Corriere della Sera, 25 agosto 2021
Racconti sui politici al Meeting di Rimini
Fosse ancora vivo Jader Jacobelli, mitico moderatore delle Tribune politiche degli anni Sessanta e Settanta, avrebbe invidiato quel palco. Nemmeno a lui riuscì mai di mettere a confronto contemporaneamente cinque leader (Matteo Salvini, Giorgia Meloni, Giuseppe Conte, Enrico Letta, Antonio Tajani) e due figure di primo piano della politica (Ettore Rosato e Maurizio Lupi). E invece, eccoli sotto i riflettori del Meeting di Comunione e liberazione.
Un inedito assoluto come inconsueto, e sorprendente, è stato il livello e il tono del dibattito. Niente urla, nessuna interruzione, tanto fair playreciproco e varie strizzatine dialettiche strappa applausi per la platea. Senza per questo venir meno, anzi, alle proprie posizioni.
Ma che sensazione vedere Salvini e Letta applaudirsi reciprocamente, che sorpresa sentire gli esponenti della maggioranza lodare Meloni, e che garbo nel lanciarsi stoccate evitando con cura gli attacchi frontali. Tutto il contrario di ciò che vediamo ogni giorno in tv, nelle piazze come in Parlamento. Poi, certo, ognuno si è giocato la sua partita. Salvini, l’uomo dei rosari, ripudiato una volta tanto l’abbigliamento casual per indossare l’abito grigio e la cravatta delle occasioni solenni, si è giocato il debutto nella tana dei ciellini al meglio.
Prima del dibattito, protetto da un servizio d’ordine da far impallidire la Cgil anni Settanta, si è infilato nello stand di Radio Maria e si è messo al microfono. E poi dal palco ha piazzato lì due-tre argomenti cari alla platea (dalle radici giudaico-cristiane dell’Europa alle battaglie del Movimento per la vita) che gli sono valse battimani a scena aperta (solo accennati, invece, quando ha ricordato che il 15 settembre sarà imputato a Palermo per sequestro di persona per il caso Open Arms).

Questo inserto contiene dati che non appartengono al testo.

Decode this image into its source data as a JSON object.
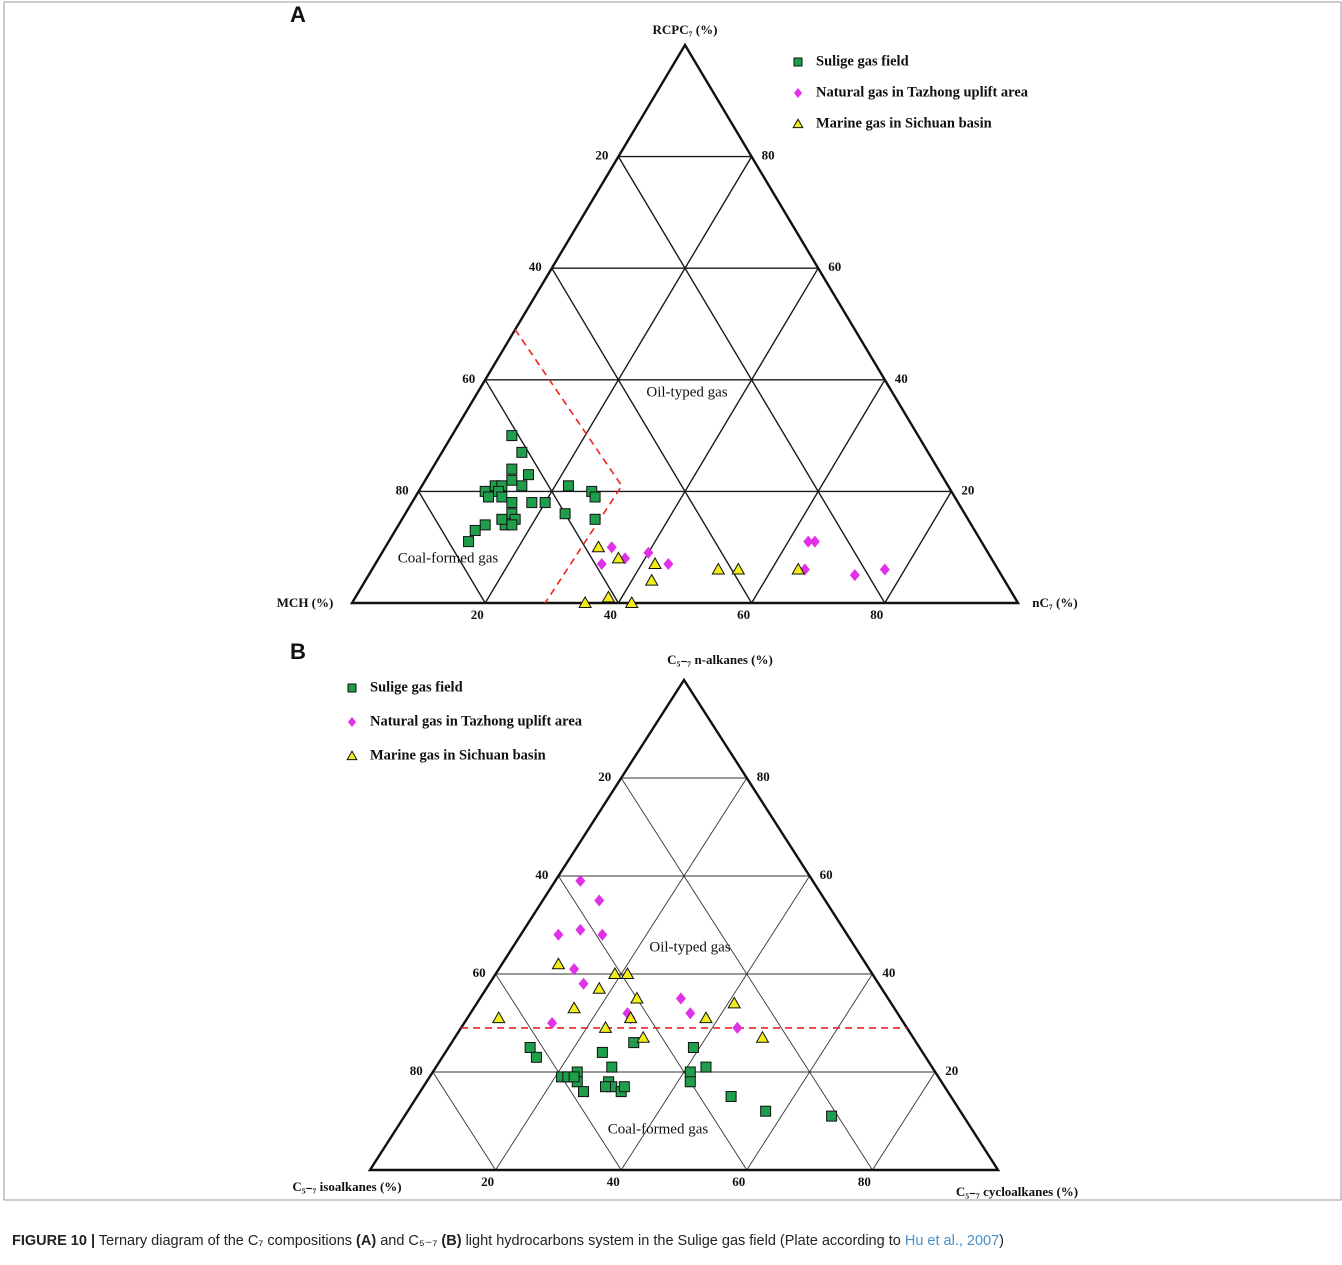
{
  "chart_data": [
    {
      "type": "ternary",
      "panel": "A",
      "lim": [
        0,
        100
      ],
      "components": [
        {
          "name": "MCH (%)",
          "ticks": [
            20,
            40,
            60,
            80
          ]
        },
        {
          "name": "RCPC₇ (%)",
          "ticks": [
            20,
            40,
            60,
            80
          ]
        },
        {
          "name": "nC₇ (%)",
          "ticks": [
            20,
            40,
            60,
            80
          ]
        }
      ],
      "series": [
        {
          "name": "Sulige  gas field",
          "color": "#1f9e4b",
          "marker": "square",
          "values": [
            [
              61,
              30,
              9
            ],
            [
              61,
              27,
              12
            ],
            [
              64,
              24,
              12
            ],
            [
              62,
              23,
              15
            ],
            [
              68,
              21,
              11
            ],
            [
              65,
              22,
              13
            ],
            [
              64,
              21,
              15
            ],
            [
              67,
              21,
              12
            ],
            [
              70,
              20,
              10
            ],
            [
              68,
              20,
              12
            ],
            [
              70,
              19,
              11
            ],
            [
              68,
              19,
              13
            ],
            [
              67,
              18,
              15
            ],
            [
              64,
              18,
              18
            ],
            [
              62,
              18,
              20
            ],
            [
              57,
              21,
              22
            ],
            [
              54,
              20,
              26
            ],
            [
              54,
              19,
              27
            ],
            [
              60,
              16,
              24
            ],
            [
              56,
              15,
              29
            ],
            [
              68,
              16,
              16
            ],
            [
              68,
              15,
              17
            ],
            [
              70,
              14,
              16
            ],
            [
              69,
              14,
              17
            ],
            [
              73,
              14,
              13
            ],
            [
              75,
              13,
              12
            ],
            [
              77,
              11,
              12
            ],
            [
              70,
              15,
              15
            ]
          ]
        },
        {
          "name": "Natural gas in Tazhong  uplift area",
          "color": "#e030e8",
          "marker": "diamond",
          "values": [
            [
              56,
              10,
              34
            ],
            [
              59,
              7,
              34
            ],
            [
              55,
              8,
              37
            ],
            [
              51,
              9,
              40
            ],
            [
              49,
              7,
              44
            ],
            [
              26,
              11,
              63
            ],
            [
              25,
              11,
              64
            ],
            [
              29,
              6,
              65
            ],
            [
              22,
              5,
              73
            ],
            [
              17,
              6,
              77
            ]
          ]
        },
        {
          "name": "Marine gas in Sichuan basin",
          "color": "#f2ee1c",
          "marker": "triangle",
          "values": [
            [
              58,
              10,
              32
            ],
            [
              56,
              8,
              36
            ],
            [
              51,
              7,
              42
            ],
            [
              53,
              4,
              43
            ],
            [
              42,
              6,
              52
            ],
            [
              39,
              6,
              55
            ],
            [
              30,
              6,
              64
            ],
            [
              65,
              0,
              35
            ],
            [
              61,
              1,
              38
            ],
            [
              58,
              0,
              42
            ]
          ]
        }
      ],
      "boundary": {
        "color": "#ee2222",
        "points": [
          [
            51,
            49,
            0
          ],
          [
            49,
            21,
            30
          ],
          [
            71,
            0,
            29
          ]
        ]
      },
      "annotations": [
        {
          "text": "Oil-typed gas",
          "color": "#e8221c"
        },
        {
          "text": "Coal-formed gas",
          "color": "#2b2bd6"
        }
      ]
    },
    {
      "type": "ternary",
      "panel": "B",
      "lim": [
        0,
        100
      ],
      "components": [
        {
          "name": "C₅₋₇ isoalkanes (%)",
          "ticks": [
            20,
            40,
            60,
            80
          ]
        },
        {
          "name": "C₅₋₇ n-alkanes (%)",
          "ticks": [
            20,
            40,
            60,
            80
          ]
        },
        {
          "name": "C₅₋₇  cycloalkanes (%)",
          "ticks": [
            20,
            40,
            60,
            80
          ]
        }
      ],
      "series": [
        {
          "name": "Sulige  gas field",
          "color": "#1f9e4b",
          "marker": "square",
          "values": [
            [
              62,
              25,
              13
            ],
            [
              62,
              23,
              15
            ],
            [
              60,
              19,
              21
            ],
            [
              59,
              19,
              22
            ],
            [
              57,
              20,
              23
            ],
            [
              58,
              18,
              24
            ],
            [
              58,
              16,
              26
            ],
            [
              51,
              24,
              25
            ],
            [
              51,
              21,
              28
            ],
            [
              53,
              18,
              29
            ],
            [
              53,
              17,
              30
            ],
            [
              54,
              17,
              29
            ],
            [
              52,
              16,
              32
            ],
            [
              51,
              17,
              32
            ],
            [
              45,
              26,
              29
            ],
            [
              36,
              25,
              39
            ],
            [
              39,
              20,
              41
            ],
            [
              40,
              18,
              42
            ],
            [
              36,
              21,
              43
            ],
            [
              35,
              15,
              50
            ],
            [
              31,
              12,
              57
            ],
            [
              21,
              11,
              68
            ],
            [
              58,
              19,
              23
            ]
          ]
        },
        {
          "name": "Natural gas in Tazhong  uplift area",
          "color": "#e030e8",
          "marker": "diamond",
          "values": [
            [
              37,
              59,
              4
            ],
            [
              36,
              55,
              9
            ],
            [
              42,
              49,
              9
            ],
            [
              39,
              48,
              13
            ],
            [
              46,
              48,
              6
            ],
            [
              47,
              41,
              12
            ],
            [
              47,
              38,
              15
            ],
            [
              56,
              30,
              14
            ],
            [
              43,
              32,
              25
            ],
            [
              43,
              31,
              26
            ],
            [
              33,
              35,
              32
            ],
            [
              33,
              32,
              35
            ],
            [
              27,
              29,
              44
            ]
          ]
        },
        {
          "name": "Marine gas in Sichuan basin",
          "color": "#f2ee1c",
          "marker": "triangle",
          "values": [
            [
              49,
              42,
              9
            ],
            [
              41,
              40,
              19
            ],
            [
              39,
              40,
              21
            ],
            [
              45,
              37,
              18
            ],
            [
              40,
              35,
              25
            ],
            [
              43,
              31,
              26
            ],
            [
              51,
              33,
              16
            ],
            [
              48,
              29,
              23
            ],
            [
              43,
              27,
              30
            ],
            [
              31,
              31,
              38
            ],
            [
              25,
              34,
              41
            ],
            [
              24,
              27,
              49
            ],
            [
              64,
              31,
              5
            ]
          ]
        }
      ],
      "boundary": {
        "color": "#ee2222",
        "points": [
          [
            71,
            29,
            0
          ],
          [
            0,
            29,
            71
          ]
        ]
      },
      "annotations": [
        {
          "text": "Oil-typed gas",
          "color": "#e8221c"
        },
        {
          "text": "Coal-formed gas",
          "color": "#2b2bd6"
        }
      ]
    }
  ],
  "caption": [
    "FIGURE 10 |",
    " Ternary diagram of the C₇ compositions ",
    "(A)",
    " and C₅₋₇ ",
    "(B)",
    " light hydrocarbons system in the Sulige gas field (Plate according to ",
    "Hu et al., 2007",
    ")"
  ]
}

Ma nell’intensità e nel numero degli applausi, escluso Maurizio Lupi che come ciellino doc giocava in casa, forse è stato battuto dalla sua alleata-concorrente Meloni (e anche questo, un tempo, sarebbe stato impensabile). Sorridente, pacata, in collegamento esterno con bandiera tricolore alle spalle, ha strappato una mezza standing ovation dicendo, in evidente contrasto con l’organizzazione del Movimento Cinque Stelle confermata da Conte, che «i partiti esistono solo se sono pesanti, quando hanno le sezioni e c’è il contatto con le persone». E quando si è verificato un black out audio, ha corretto il moderatore Michele Brambilla (direttore del Qn) che scherzava paventando una manovra «ai danni dell’opposizione» rassicurando con uno sdrammatizzante «ho fatto tutto da sola» che ha divertito il pubblico della Fiera.
Buona la dose di applausi anche per Letta che al Meeting è venuto diverse volte («Mi sento a casa mia»), specie per l’impegno a lavorare per mettere uno stop ai cambi di casacca e per ripristinare le preferenze. E accoglienza più che amichevole pure per Tajani e Rosato.
Ma il test vero era per Conte, visto che da anni i rapporti tra Movimento Cinque Stelle e Meeting sono piuttosto freddini. E per l’ex premier era anche la prima uscita pubblica da leader. Si è trovato praticamente tutti contro, dall’Afghanistan al reddito di cittadinanza (Letta non si è espresso, lasciando campo aperto alle critiche degli esponenti del centrodestra), ma sfoggiando la sua immancabile pochette non si è scomposto, guadagnandosi l’attenzione e il rispettoso dissenso dei ciellini.
Un signore di mezza età all’uscita gli ha chiesto un autografo. Conte ha risposto pronto – «Guardi che le costerà almeno 50 euro» – strappando un sorriso ai presenti che ha addolcito una evidente, e per ora incolmabile, distanza.